How expensive is the equipment, and what annual maintenance is required on it? Wouldn't a new well potentially tap the same source and have the same acidity?


----------



## Ranger518 (Aug 6, 2016)

I’m guessing it is rotting out the brass fittings. Can you not just use plastic pex fittings and or switch over to all pvc and pvc valves?


----------



## PaulN (Mar 4, 2014)

What kind of equipment are we talking about?


----------



## endrow (Dec 15, 2011)

PaulN said:


> What kind of equipment are we talking about?

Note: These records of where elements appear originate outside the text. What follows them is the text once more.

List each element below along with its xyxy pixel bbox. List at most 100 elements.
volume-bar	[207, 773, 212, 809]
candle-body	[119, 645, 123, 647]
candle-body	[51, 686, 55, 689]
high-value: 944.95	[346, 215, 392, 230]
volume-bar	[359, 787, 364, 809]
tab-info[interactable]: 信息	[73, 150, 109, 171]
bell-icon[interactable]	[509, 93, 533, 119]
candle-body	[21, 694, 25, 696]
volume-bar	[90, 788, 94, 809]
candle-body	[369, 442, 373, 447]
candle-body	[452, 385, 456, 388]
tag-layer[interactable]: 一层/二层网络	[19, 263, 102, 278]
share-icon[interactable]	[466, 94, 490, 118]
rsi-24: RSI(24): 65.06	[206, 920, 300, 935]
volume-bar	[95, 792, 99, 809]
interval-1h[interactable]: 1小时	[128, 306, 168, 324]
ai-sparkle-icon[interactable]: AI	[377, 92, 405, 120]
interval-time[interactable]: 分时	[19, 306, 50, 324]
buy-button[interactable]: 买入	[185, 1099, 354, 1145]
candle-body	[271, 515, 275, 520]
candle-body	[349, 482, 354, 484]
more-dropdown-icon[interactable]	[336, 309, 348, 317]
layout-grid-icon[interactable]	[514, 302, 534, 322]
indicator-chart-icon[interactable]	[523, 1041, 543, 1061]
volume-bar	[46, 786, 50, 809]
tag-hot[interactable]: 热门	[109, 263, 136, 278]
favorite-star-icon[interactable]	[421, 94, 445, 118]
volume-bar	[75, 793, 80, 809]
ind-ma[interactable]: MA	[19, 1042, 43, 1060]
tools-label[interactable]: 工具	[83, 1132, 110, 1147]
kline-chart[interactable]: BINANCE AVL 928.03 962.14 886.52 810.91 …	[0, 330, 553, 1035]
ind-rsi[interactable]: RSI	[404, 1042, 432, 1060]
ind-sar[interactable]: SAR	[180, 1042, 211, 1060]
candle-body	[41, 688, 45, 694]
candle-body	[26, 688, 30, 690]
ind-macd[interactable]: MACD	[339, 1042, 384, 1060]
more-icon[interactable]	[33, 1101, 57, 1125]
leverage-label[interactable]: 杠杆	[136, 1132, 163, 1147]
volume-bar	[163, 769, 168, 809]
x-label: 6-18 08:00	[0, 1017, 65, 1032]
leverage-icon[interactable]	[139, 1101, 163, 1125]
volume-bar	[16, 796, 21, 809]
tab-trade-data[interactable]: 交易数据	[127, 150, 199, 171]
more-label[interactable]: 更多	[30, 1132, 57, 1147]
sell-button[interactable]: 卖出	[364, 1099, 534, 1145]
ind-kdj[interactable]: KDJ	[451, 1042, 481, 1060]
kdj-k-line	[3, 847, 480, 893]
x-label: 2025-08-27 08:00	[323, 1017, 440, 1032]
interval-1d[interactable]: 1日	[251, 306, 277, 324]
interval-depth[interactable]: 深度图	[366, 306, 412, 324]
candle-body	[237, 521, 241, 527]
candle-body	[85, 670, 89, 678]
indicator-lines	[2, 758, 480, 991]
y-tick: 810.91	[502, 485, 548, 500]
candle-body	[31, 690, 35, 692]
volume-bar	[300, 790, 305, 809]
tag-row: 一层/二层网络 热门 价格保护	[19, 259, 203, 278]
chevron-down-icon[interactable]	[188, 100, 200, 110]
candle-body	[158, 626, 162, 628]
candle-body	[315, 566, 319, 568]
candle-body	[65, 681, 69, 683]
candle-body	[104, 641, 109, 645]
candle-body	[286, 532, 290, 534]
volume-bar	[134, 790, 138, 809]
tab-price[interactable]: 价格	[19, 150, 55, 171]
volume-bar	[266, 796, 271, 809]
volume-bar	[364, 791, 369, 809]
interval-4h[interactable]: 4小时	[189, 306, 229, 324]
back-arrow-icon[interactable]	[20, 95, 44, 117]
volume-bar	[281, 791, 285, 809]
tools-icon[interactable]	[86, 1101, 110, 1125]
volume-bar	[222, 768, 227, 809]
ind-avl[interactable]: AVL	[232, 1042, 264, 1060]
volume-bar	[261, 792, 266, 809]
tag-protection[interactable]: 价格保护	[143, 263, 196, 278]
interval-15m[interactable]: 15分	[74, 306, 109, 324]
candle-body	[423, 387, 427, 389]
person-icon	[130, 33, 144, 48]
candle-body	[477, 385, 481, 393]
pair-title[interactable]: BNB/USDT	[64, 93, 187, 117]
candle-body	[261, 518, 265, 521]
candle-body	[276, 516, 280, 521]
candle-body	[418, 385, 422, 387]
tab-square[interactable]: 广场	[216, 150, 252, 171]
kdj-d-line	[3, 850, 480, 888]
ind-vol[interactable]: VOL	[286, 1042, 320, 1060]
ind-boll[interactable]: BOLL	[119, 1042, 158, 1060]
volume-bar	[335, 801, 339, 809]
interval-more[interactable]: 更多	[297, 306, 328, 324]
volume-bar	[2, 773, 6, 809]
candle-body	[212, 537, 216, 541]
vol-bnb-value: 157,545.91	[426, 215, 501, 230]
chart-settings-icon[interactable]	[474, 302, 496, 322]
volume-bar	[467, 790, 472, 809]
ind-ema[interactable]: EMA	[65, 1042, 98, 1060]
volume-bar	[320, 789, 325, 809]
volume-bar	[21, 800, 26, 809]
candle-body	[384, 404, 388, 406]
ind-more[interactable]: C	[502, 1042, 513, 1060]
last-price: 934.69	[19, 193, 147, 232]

Acid Neutralizer looks like a water softner but uses something different than salt


----------



## slowzuki (Mar 8, 2011)

Probably a neutralizer or a phosphate treater. Plastic pex fittings probably the cheapest answer. Edit ok see the reply there now.


----------



## endrow (Dec 15, 2011)

paoutdoorsman said:


> How expensive is the equipment, and what annual maintenance is required on it? Wouldn't a new well potentially tap the same source and have the same acidity?


They say the large diameter hand dug wells lined with limestone rock are the problem. They say a new well would not .


----------



## endrow (Dec 15, 2011)

slowzuki said:


> Probably a neutralizer or a phosphate treater. Plastic pex fittings probably the cheapest answer. Edit ok see the reply there now.


What is a phosphate treater


----------



## CowboyRam (Dec 13, 2015)

I think I would do a cost analyst for both, and see what it is going to cost your say over the next twenty years. To treat the water I would bet there is some sort of consumable that you are going to have buy besides the equipment. In the long run it may be cheaper to drill a new well. Oh and don't forget normal maintenance.


----------